As the US Department of Justice’s investigates the so-called “World Cup of Fraud,” in which officials from soccer’s top governing body allegedly took $150 million in bribes and kick-backs, details emerging about FIFA members are astounding. Here are some of the most brazen allegations from both the indictment and previous reports:
A suitcase stacked with dollars. Jack Warner, the former head of the Central and North American Football Association, was allegedly bribed with a suitcase filled with $10,000 in stacks of bills, left in a Paris hotel, to cast a vote for South Africa to host the 2010 World Cup, according to the US Department of Justice. Warner, who has resigned from the football business entirely, denies the charges.
A Miami condo with soccer cash.

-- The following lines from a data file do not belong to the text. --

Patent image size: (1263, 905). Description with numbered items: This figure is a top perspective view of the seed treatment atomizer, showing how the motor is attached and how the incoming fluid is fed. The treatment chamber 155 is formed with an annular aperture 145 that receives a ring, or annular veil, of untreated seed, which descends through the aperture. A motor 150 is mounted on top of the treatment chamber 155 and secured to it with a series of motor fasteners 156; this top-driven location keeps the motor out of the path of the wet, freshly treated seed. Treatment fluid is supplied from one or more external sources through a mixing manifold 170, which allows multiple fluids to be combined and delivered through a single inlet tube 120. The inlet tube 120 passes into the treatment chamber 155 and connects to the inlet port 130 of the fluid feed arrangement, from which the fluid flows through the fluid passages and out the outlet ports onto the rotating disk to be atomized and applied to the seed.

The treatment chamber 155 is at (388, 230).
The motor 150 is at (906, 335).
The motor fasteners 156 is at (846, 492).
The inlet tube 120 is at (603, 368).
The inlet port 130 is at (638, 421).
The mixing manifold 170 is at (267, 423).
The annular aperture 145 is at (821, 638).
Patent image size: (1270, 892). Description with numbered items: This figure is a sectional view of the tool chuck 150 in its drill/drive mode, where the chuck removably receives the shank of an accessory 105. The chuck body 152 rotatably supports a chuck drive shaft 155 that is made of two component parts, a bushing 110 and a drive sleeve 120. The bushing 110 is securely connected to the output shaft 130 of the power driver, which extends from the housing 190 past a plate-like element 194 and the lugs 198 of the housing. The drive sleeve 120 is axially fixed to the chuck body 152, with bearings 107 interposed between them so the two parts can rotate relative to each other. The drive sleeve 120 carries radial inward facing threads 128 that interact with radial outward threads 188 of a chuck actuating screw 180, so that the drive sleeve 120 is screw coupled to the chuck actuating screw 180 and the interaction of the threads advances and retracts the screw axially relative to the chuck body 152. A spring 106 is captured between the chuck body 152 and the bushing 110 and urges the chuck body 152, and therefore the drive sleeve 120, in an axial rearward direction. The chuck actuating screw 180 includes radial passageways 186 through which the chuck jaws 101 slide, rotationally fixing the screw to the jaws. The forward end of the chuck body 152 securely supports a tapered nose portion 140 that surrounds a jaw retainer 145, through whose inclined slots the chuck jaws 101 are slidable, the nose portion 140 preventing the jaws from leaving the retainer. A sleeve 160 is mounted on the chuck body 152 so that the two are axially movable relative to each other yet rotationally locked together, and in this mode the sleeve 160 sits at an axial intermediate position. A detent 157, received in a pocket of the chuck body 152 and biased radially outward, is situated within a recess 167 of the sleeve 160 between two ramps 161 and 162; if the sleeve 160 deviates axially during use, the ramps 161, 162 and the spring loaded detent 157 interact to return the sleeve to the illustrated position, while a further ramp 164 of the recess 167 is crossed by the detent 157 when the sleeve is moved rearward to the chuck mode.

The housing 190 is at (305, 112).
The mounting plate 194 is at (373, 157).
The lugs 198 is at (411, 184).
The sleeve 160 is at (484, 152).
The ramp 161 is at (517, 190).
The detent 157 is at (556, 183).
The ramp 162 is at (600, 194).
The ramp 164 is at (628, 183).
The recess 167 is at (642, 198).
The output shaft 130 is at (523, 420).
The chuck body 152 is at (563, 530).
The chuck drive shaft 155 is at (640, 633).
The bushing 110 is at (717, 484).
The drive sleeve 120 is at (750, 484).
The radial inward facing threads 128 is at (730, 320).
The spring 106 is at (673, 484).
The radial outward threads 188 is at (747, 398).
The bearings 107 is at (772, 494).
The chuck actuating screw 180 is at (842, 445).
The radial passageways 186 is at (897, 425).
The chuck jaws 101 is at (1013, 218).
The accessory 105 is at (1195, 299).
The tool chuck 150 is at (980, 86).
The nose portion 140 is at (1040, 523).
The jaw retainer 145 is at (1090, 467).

Daryll Warner, Jack’s son, “funded a 2005 purchase of a Miami, Florida condominium, held in 33 the name of a member of his family, with money drawn from an account held in the name of a soccer facility” the DOJ alleges. Daryll and his brother have been cooperating with US officials in the investigation.
The FIFA rep who demanded a knighthood. Nicholas Leoz, the 86 year old head of the South American Football Association, reportedly demanded a British knighthood in exchange for his vote supporting England’s bid for the 2018 World Cup. He is not a knight, nor is England hosting the 2018 cup. Through a lawyer, he has denied all charges related to the investigation.
A $6,000 apartment for a FIFA rep’s cats. Chuck Blazer, a US FIFA rep-turned-FBI informant, ran up $29 million in credit card charges while associated with FIFA, and worked and lived out of a $18,000-a-month apartment in Manhattan’s Trump Tower, the Daily News reported. He rented a nearby, $6,000-a-month apartment in the tower “largely for his unruly cats,” the Daily News said. Blazer has been indicted on tax evasion charges.
The FIFA exec who expensed 97 breakfasts in 20 days. Vitaly Mutko, the Russian sports minister, has not been named in the FIFA investigation, and said Wednesday that Russia had “nothing to hide.” But his reported behavior in the past is raising questions now. An unrelated investigation by Russian officials after the Vancouver Olympic Games showed he had requested 97 breakfast vouchers over a 20-day stay in Vancouver.
There’s no mention of FIFA’s Zurich boardroom in the DOJ indictment, but its sinister appearance, which has been noted before, is being raised again:
These aren’t the only allegations against FIFA officials, of course, just some of the most brazen. As the investigation widens, and global companies like Nike become involved, expect more even more bad behavior to come to light.